The first user makes several mistakes: not using the variables p and q from the data frame data and not assigning coef(reg) to beta.hat. (These errors were not so easily detected by the user because in earlier tasks the variables p, q and beta.hat were assigned, i.e. the function did run without error in RStudio). None of the 3 first attempts corrected that mistake. In the new RTutor version the automatic hint provides some information about the problem:

Warning: Your function uses the global variable(s) 
    beta.hat, p, q
Often global variables in a function indicate a bug and you just have
forgotten to assign values to beta.hat, p, q inside your function.
Either correct your function or make sure that you truely want to
use these global variables inside your function.

However the automatic hints in RTutor don’t allow to analyse step by step the different commands inside a function. Looking at more users in the log, one finds that there are many ways to write an erroneous function. This means custom hints were also of limited use here.

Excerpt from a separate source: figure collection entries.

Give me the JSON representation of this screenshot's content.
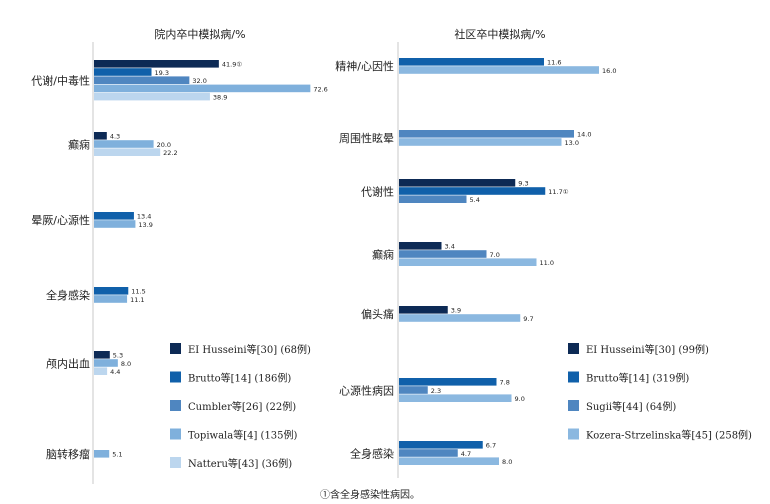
{
  "chart_data": [
    {
      "type": "bar",
      "orientation": "horizontal",
      "title": "院内卒中模拟病/%",
      "categories": [
        "代谢/中毒性",
        "癫痫",
        "晕厥/心源性",
        "全身感染",
        "颅内出血",
        "脑转移瘤"
      ],
      "series": [
        {
          "name": "EI Husseini等[30] (68例)",
          "color": "#0d2a55",
          "values": [
            41.9,
            4.3,
            null,
            null,
            5.3,
            null
          ]
        },
        {
          "name": "Brutto等[14] (186例)",
          "color": "#1060aa",
          "values": [
            19.3,
            null,
            13.4,
            11.5,
            null,
            null
          ]
        },
        {
          "name": "Cumbler等[26] (22例)",
          "color": "#4f86c0",
          "values": [
            32.0,
            null,
            null,
            null,
            null,
            null
          ]
        },
        {
          "name": "Topiwala等[4] (135例)",
          "color": "#7fb0dc",
          "values": [
            72.6,
            20.0,
            13.9,
            11.1,
            8.0,
            5.1
          ]
        },
        {
          "name": "Natteru等[43] (36例)",
          "color": "#bcd6ee",
          "values": [
            38.9,
            22.2,
            null,
            null,
            4.4,
            null
          ]
        }
      ],
      "value_labels": [
        [
          "41.9",
          "4.3",
          "",
          "",
          "5.3",
          ""
        ],
        [
          "19.3",
          "",
          "13.4",
          "11.5",
          "",
          ""
        ],
        [
          "32.0",
          "",
          "",
          "",
          "",
          ""
        ],
        [
          "72.6",
          "20.0",
          "13.9",
          "11.1",
          "8.0",
          "5.1"
        ],
        [
          "38.9",
          "22.2",
          "",
          "",
          "4.4",
          ""
        ]
      ],
      "annotations": [
        {
          "series": 0,
          "category": 0,
          "mark": "①"
        }
      ],
      "xlim": [
        0,
        75
      ],
      "legend": "bottom-right"
    },
    {
      "type": "bar",
      "orientation": "horizontal",
      "title": "社区卒中模拟病/%",
      "categories": [
        "精神/心因性",
        "周围性眩晕",
        "代谢性",
        "癫痫",
        "偏头痛",
        "心源性病因",
        "全身感染"
      ],
      "series": [
        {
          "name": "EI Husseini等[30] (99例)",
          "color": "#0d2a55",
          "values": [
            null,
            null,
            9.3,
            3.4,
            3.9,
            null,
            null
          ]
        },
        {
          "name": "Brutto等[14] (319例)",
          "color": "#1060aa",
          "values": [
            11.6,
            null,
            11.7,
            null,
            null,
            7.8,
            6.7
          ]
        },
        {
          "name": "Sugii等[44] (64例)",
          "color": "#4f86c0",
          "values": [
            null,
            14.0,
            5.4,
            7.0,
            null,
            2.3,
            4.7
          ]
        },
        {
          "name": "Kozera-Strzelinska等[45] (258例)",
          "color": "#8bb8e0",
          "values": [
            16.0,
            13.0,
            null,
            11.0,
            9.7,
            9.0,
            8.0
          ]
        }
      ],
      "value_labels": [
        [
          "",
          "",
          "9.3",
          "3.4",
          "3.9",
          "",
          ""
        ],
        [
          "11.6",
          "",
          "11.7",
          "",
          "",
          "7.8",
          "6.7"
        ],
        [
          "",
          "14.0",
          "5.4",
          "7.0",
          "",
          "2.3",
          "4.7"
        ],
        [
          "16.0",
          "13.0",
          "",
          "11.0",
          "9.7",
          "9.0",
          "8.0"
        ]
      ],
      "annotations": [
        {
          "series": 1,
          "category": 2,
          "mark": "①"
        }
      ],
      "xlim": [
        0,
        16
      ],
      "legend": "bottom-right"
    }
  ],
  "footnote": "①含全身感染性病因。"
}
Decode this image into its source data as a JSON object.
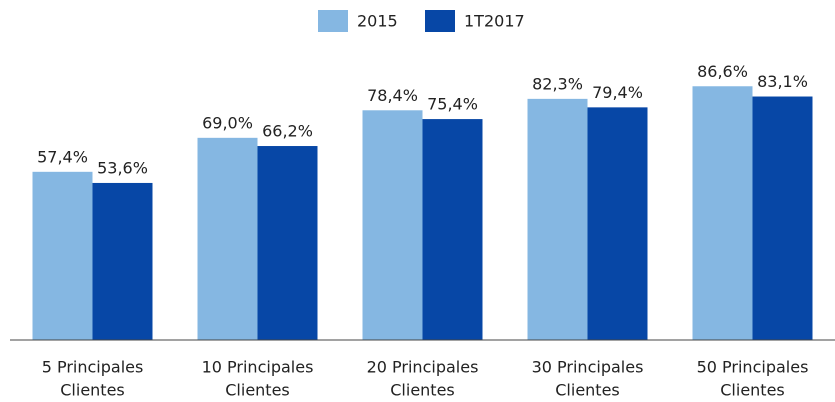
{
  "chart_data": {
    "type": "bar",
    "categories": [
      [
        "5 Principales",
        "Clientes"
      ],
      [
        "10 Principales",
        "Clientes"
      ],
      [
        "20 Principales",
        "Clientes"
      ],
      [
        "30 Principales",
        "Clientes"
      ],
      [
        "50 Principales",
        "Clientes"
      ]
    ],
    "series": [
      {
        "name": "2015",
        "color": "#85b7e2",
        "values": [
          57.4,
          69.0,
          78.4,
          82.3,
          86.6
        ],
        "value_labels": [
          "57,4%",
          "69,0%",
          "78,4%",
          "82,3%",
          "86,6%"
        ]
      },
      {
        "name": "1T2017",
        "color": "#0747a6",
        "values": [
          53.6,
          66.2,
          75.4,
          79.4,
          83.1
        ],
        "value_labels": [
          "53,6%",
          "66,2%",
          "75,4%",
          "79,4%",
          "83,1%"
        ]
      }
    ]
  }
}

In the revision of my problem sets, I made the following change. If students shall write a function, it is now almost always done in a two step procedure. In an initial task students just write the future function body as normal R code for some example values of the function arguments. Since the code is not yet in a function, RTutor can nicely test it step by step and provide informative automatic hints. In a subsequent task students have to copy that function body into a function where I already provide the function header and closing } in a fill_in block.

For another example, let us look at a much simpler task from the same problem set:

Using the command cbind, generate the matrix X of explanatory variable whose first column consists of 1 and the second column consists of p

The sample solution is just:

X = cbind(1,p)

Here is an extract from the corresponding chunk log that was created by write.chunk.logs:

# ps_1b1_ols 1_b_2
# 15 users solved (4 took long time) and 0 users failed.
# Failed checks: 8 Hints: 4

# NEW USER solved after 3 failures (3.1 mins) *********************


cbind(1,p)

# *** 29 secs later... 

x <- cbind(1,p)

# *** 13 secs later... 

x = cbind(1,p)

# *** 98 secs later...  asked for hint.

# *** 49 secs later...  solved succesfully!

# NEW USER solved after 1 failures (6.7 mins) *********************
# asked for hint.

# *** 359 secs later... 

x= cbind(1,p)


# ***  41 secs later...  solved succesfully!

# NEW USER solved after 2 failures (2.7 mins) *********************


x=cbind(rep(1,T),p)


# ***  22 secs later... 

x=cbind(rep(1,T),p)


# *** 103 secs later...  asked for hint.

# ***  38 secs later...  solved succesfully!

Here is not really a need to customize any hint because every student finally managed to solve the chunk in reasonable time. Nevertheless, it is a nice example to showcase a simple adaptive custom hint. In the new version of the problem set solution file, this chunk is now specified as follows:

X = cbind(1,p)
#< add_to_hint
if (exists("x") & !exists("X")) {
  cat("It looks like you assigned the value to 'x' (lowercase),
but you shall assign the value to 'X' (uppercase).")
}
#>

Even more than customizing the problem sets of my course, I used the insights from the analysis of submissions to to improve the automatic hints and tests of the RTutor package. For example, it is quite valuable to teach students how to effectively use longer dplyr chains. This can be done now in RTutor problem sets in most cases without the need for any customized hints. Assume you just specified in your solution file the following command

dat %>%
  group_by(a) %>%
  summarize(mean_x = mean(x)) %>%
  arrange(-mean_x)

and the student enters the following wrong code

dat %>%
  group_by(a) %>%
  summarize(mean_x = sum(x)) %>%
  arrange(-mean_x)

Then RTutor’s automatic hint gives the student a relatively detailed error analysis:

In your following pipe chain, I detect an error in the 3rd element:

dat %>%
   group_by(a) %>%
   summarize(mean_x = sum(x)) %>% !! WRONG !!
   arrange(-mean_x) 

It is correct to call summarize. But: Your argument mean_x = sum(x)
differs from my solution, where I call the function mean.

Published on 05 Aug 2019